I ask because last month I gave a talk (PDF Download) to the regional GIS association in Manitoba, about open source and open data. My talk included a few points that warned about the downsides of being beholden to a single software vendor, and it included some information about the software available in the open source geospatial ecosystem.
In a testament to the full-spectrum dominance of Esri, the audience was almost entirely made up of Esri customers. The event was sponsored by Esri. Esri had a table at the back of the room. Before giving my talk, I made a little joke that my talk would in fact include some digs at Esri (though I left the most pointed ones on the cutting room floor).
People seemed to like the talk. They laughed at my jokes. They nodded in the right places.
Among the points I made:
Single-vendor dominance in our field is narrowing the understanding of “what is possible” amongst practitioners in that ecosystem.
Maintaining a single-vendor policy dramatically reduces negotiating power with that vendor.
Maintaining a single-vendor policy progressively de-skills your staff, as they become dependant on a single set of tooling.
Practitioners have higher market value when they learn more than just the tools of one vendor, so self-interest dictates learning tools outside the single-vendor ecosystem.
Point’n’click GIS tools from Esri have widened access to GIS, which is a good thing, but driven down the market value of practitioners who limit themselves to those tools.
None of these points is unique to Esri – they are true of any situation where a single tool has driven competitors off the field, whether it be Adobe graphics tools or Autodesk CAD tools or Microsoft office automation tools.
Nor are any of these points indicative of any sort of ill will or malign intent on the part of Esri – they are just the systemic effects of market dominance.

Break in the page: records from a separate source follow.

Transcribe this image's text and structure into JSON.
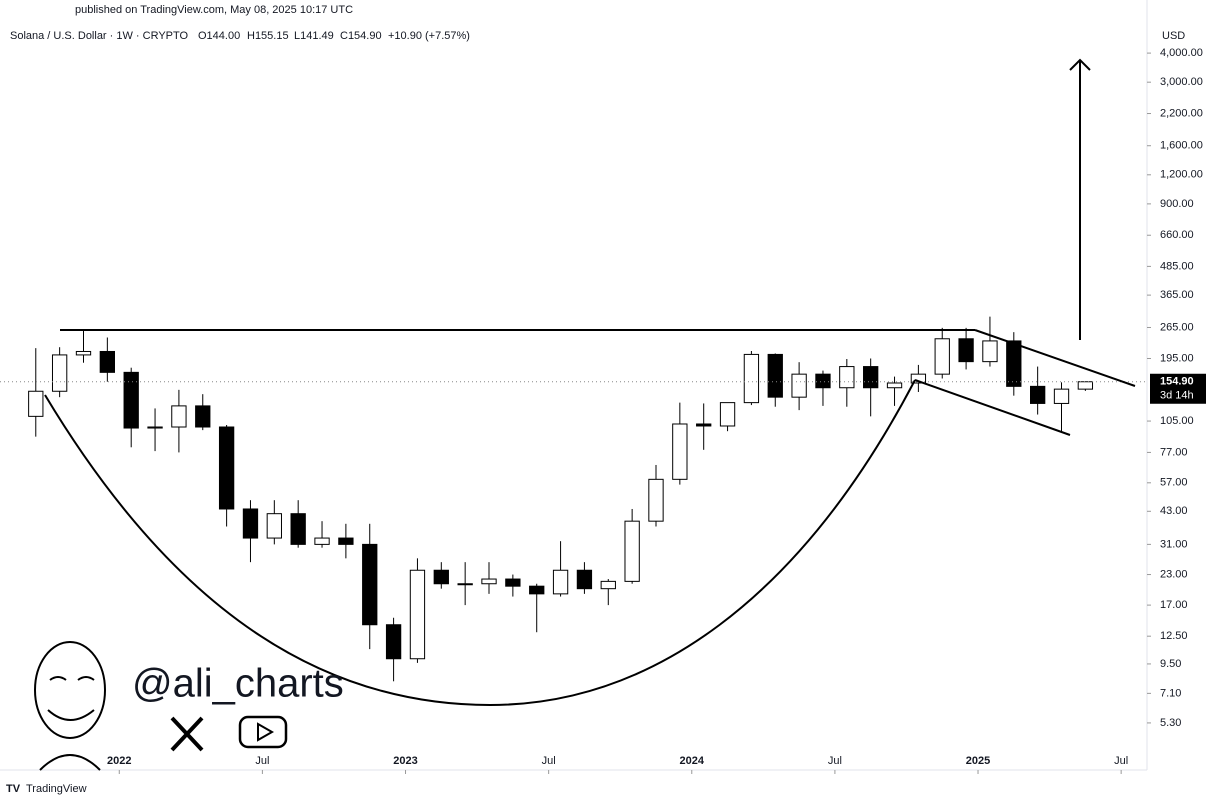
{
  "header": {
    "published": "published on TradingView.com, May 08, 2025 10:17 UTC",
    "symbol": "Solana / U.S. Dollar · 1W · CRYPTO",
    "open": "O144.00",
    "high": "H155.15",
    "low": "L141.49",
    "close": "C154.90",
    "change": "+10.90 (+7.57%)"
  },
  "watermark": {
    "handle": "@ali_charts"
  },
  "footer": {
    "brand": "TradingView"
  },
  "chart_data": {
    "type": "candlestick",
    "currency": "USD",
    "log_scale": true,
    "up_color": "#ffffff",
    "down_color": "#000000",
    "x": [
      "2021-09",
      "2021-10",
      "2021-11",
      "2021-12",
      "2022-01",
      "2022-02",
      "2022-03",
      "2022-04",
      "2022-05",
      "2022-06",
      "2022-07",
      "2022-08",
      "2022-09",
      "2022-10",
      "2022-11",
      "2022-12",
      "2023-01",
      "2023-02",
      "2023-03",
      "2023-04",
      "2023-05",
      "2023-06",
      "2023-07",
      "2023-08",
      "2023-09",
      "2023-10",
      "2023-11",
      "2023-12",
      "2024-01",
      "2024-02",
      "2024-03",
      "2024-04",
      "2024-05",
      "2024-06",
      "2024-07",
      "2024-08",
      "2024-09",
      "2024-10",
      "2024-11",
      "2024-12",
      "2025-01",
      "2025-02",
      "2025-03",
      "2025-04",
      "2025-05"
    ],
    "open": [
      110,
      141,
      202,
      209,
      170,
      98,
      99,
      122,
      99,
      44,
      33,
      42,
      31,
      33,
      31,
      14,
      10,
      24,
      21,
      21,
      22,
      20.5,
      19,
      24,
      20,
      21.5,
      39,
      59,
      102,
      100,
      126,
      203,
      133,
      167,
      146,
      180,
      146,
      153,
      167,
      237,
      189,
      232,
      148,
      125,
      144
    ],
    "high": [
      216,
      218,
      260,
      240,
      178,
      119,
      143,
      137,
      101,
      48,
      48,
      48,
      39,
      38,
      38,
      15,
      27,
      26,
      26,
      26,
      23,
      21,
      32,
      26,
      22,
      44,
      68,
      126,
      125,
      126,
      210,
      205,
      188,
      173,
      194,
      195,
      163,
      183,
      264,
      264,
      295,
      253,
      180,
      154,
      155.15
    ],
    "low": [
      90,
      133,
      187,
      155,
      81,
      78,
      77,
      96,
      37,
      26,
      31,
      30,
      30,
      27,
      11,
      8,
      9.6,
      20,
      17,
      19,
      18.5,
      13,
      18.5,
      19,
      17,
      21,
      37,
      56,
      79,
      95,
      123,
      121,
      117,
      122,
      121,
      110,
      122,
      140,
      160,
      175,
      180,
      135,
      112,
      95,
      141.49
    ],
    "close": [
      141,
      202,
      209,
      170,
      98,
      99,
      122,
      99,
      44,
      33,
      42,
      31,
      33,
      31,
      14,
      10,
      24,
      21,
      21,
      22,
      20.5,
      19,
      24,
      20,
      21.5,
      39,
      59,
      102,
      100,
      126,
      203,
      133,
      167,
      146,
      180,
      146,
      153,
      167,
      237,
      189,
      232,
      148,
      125,
      144,
      154.9
    ],
    "xlim": [
      "2021-08",
      "2025-08"
    ],
    "xticks": [
      {
        "value": "2022-01",
        "label": "2022"
      },
      {
        "value": "2022-07",
        "label": "Jul"
      },
      {
        "value": "2023-01",
        "label": "2023"
      },
      {
        "value": "2023-07",
        "label": "Jul"
      },
      {
        "value": "2024-01",
        "label": "2024"
      },
      {
        "value": "2024-07",
        "label": "Jul"
      },
      {
        "value": "2025-01",
        "label": "2025"
      },
      {
        "value": "2025-07",
        "label": "Jul"
      }
    ],
    "ylim": [
      4.26,
      5550
    ],
    "yticks": [
      {
        "value": 4000,
        "label": "4,000.00"
      },
      {
        "value": 3000,
        "label": "3,000.00"
      },
      {
        "value": 2200,
        "label": "2,200.00"
      },
      {
        "value": 1600,
        "label": "1,600.00"
      },
      {
        "value": 1200,
        "label": "1,200.00"
      },
      {
        "value": 900,
        "label": "900.00"
      },
      {
        "value": 660,
        "label": "660.00"
      },
      {
        "value": 485,
        "label": "485.00"
      },
      {
        "value": 365,
        "label": "365.00"
      },
      {
        "value": 265,
        "label": "265.00"
      },
      {
        "value": 195,
        "label": "195.00"
      },
      {
        "value": 105,
        "label": "105.00"
      },
      {
        "value": 77,
        "label": "77.00"
      },
      {
        "value": 57,
        "label": "57.00"
      },
      {
        "value": 43,
        "label": "43.00"
      },
      {
        "value": 31,
        "label": "31.00"
      },
      {
        "value": 23,
        "label": "23.00"
      },
      {
        "value": 17,
        "label": "17.00"
      },
      {
        "value": 12.5,
        "label": "12.50"
      },
      {
        "value": 9.5,
        "label": "9.50"
      },
      {
        "value": 7.1,
        "label": "7.10"
      },
      {
        "value": 5.3,
        "label": "5.30"
      }
    ],
    "last_price": {
      "value": 154.9,
      "label": "154.90"
    },
    "countdown": "3d 14h"
  }
}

It is not contingent on Esri to change their behaviour or limit their success; it’s contingent on practitioners and managers to recognize the negative aspects of the situation and react accordingly.
And yet.
Despite the fact that almost all the people in the room were already their customers, that no new business would be endangered by my message, that all the students would still be taught their tools, that all the employers would still include them in job requirements, that people would continue to use the very words they choose to describe basic functions of our profession …
Despite all that, the Esri representative still went to the president of the association, complained to her about the content of my talk, and asked her to ensure that nothing I would say in my afternoon technical talk would be objectionable to himself. (In the event, I made some nasty jokes about Oracle, nobody complained.)
For some of these people, no amount of winning is enough, no position of dominance is safe, no amount of market leverage is sufficient.
It’s sad and it’s dangerous.
I was reminded of this last week, meeting an old friend in Australia and learning that he’d been blackballed out of a job for recommending software that wasn’t Esri software. Esri took away his livelihood for insufficient fealty.
This is the danger of dominance.
When the local Esri rep has a better relationship with your boss than you do, do you advocate for using alternative tools? You could be limiting or even potentially jeapardizing your career.
When Esri has locked up the local geospatial software market, do you bid an RFP with an alternative open tool set? You could lose your Esri partnership agreement and with it your ability to bid any other local contracts. Esri will make your situation clear to you
This is the danger of dominance.
A market with only one vendor is not a market. There’s a name for it, and there’s laws against it. And yet, our profession glories in it. We celebrate “GIS day”, a marketing creation of our dominant vendor. Our publicly funded colleges and universities teach whole curricula using only Esri tools.
And we, as a profession, do not protest. We smile and nod. We accept our “free” or “discounted” trainings from Esri (comes with our site license!) and our “free” or “discounted” tickets to the Esri user conference. If we are particularly oblivious, we wonder why those open source folks never come around to market their tools to us.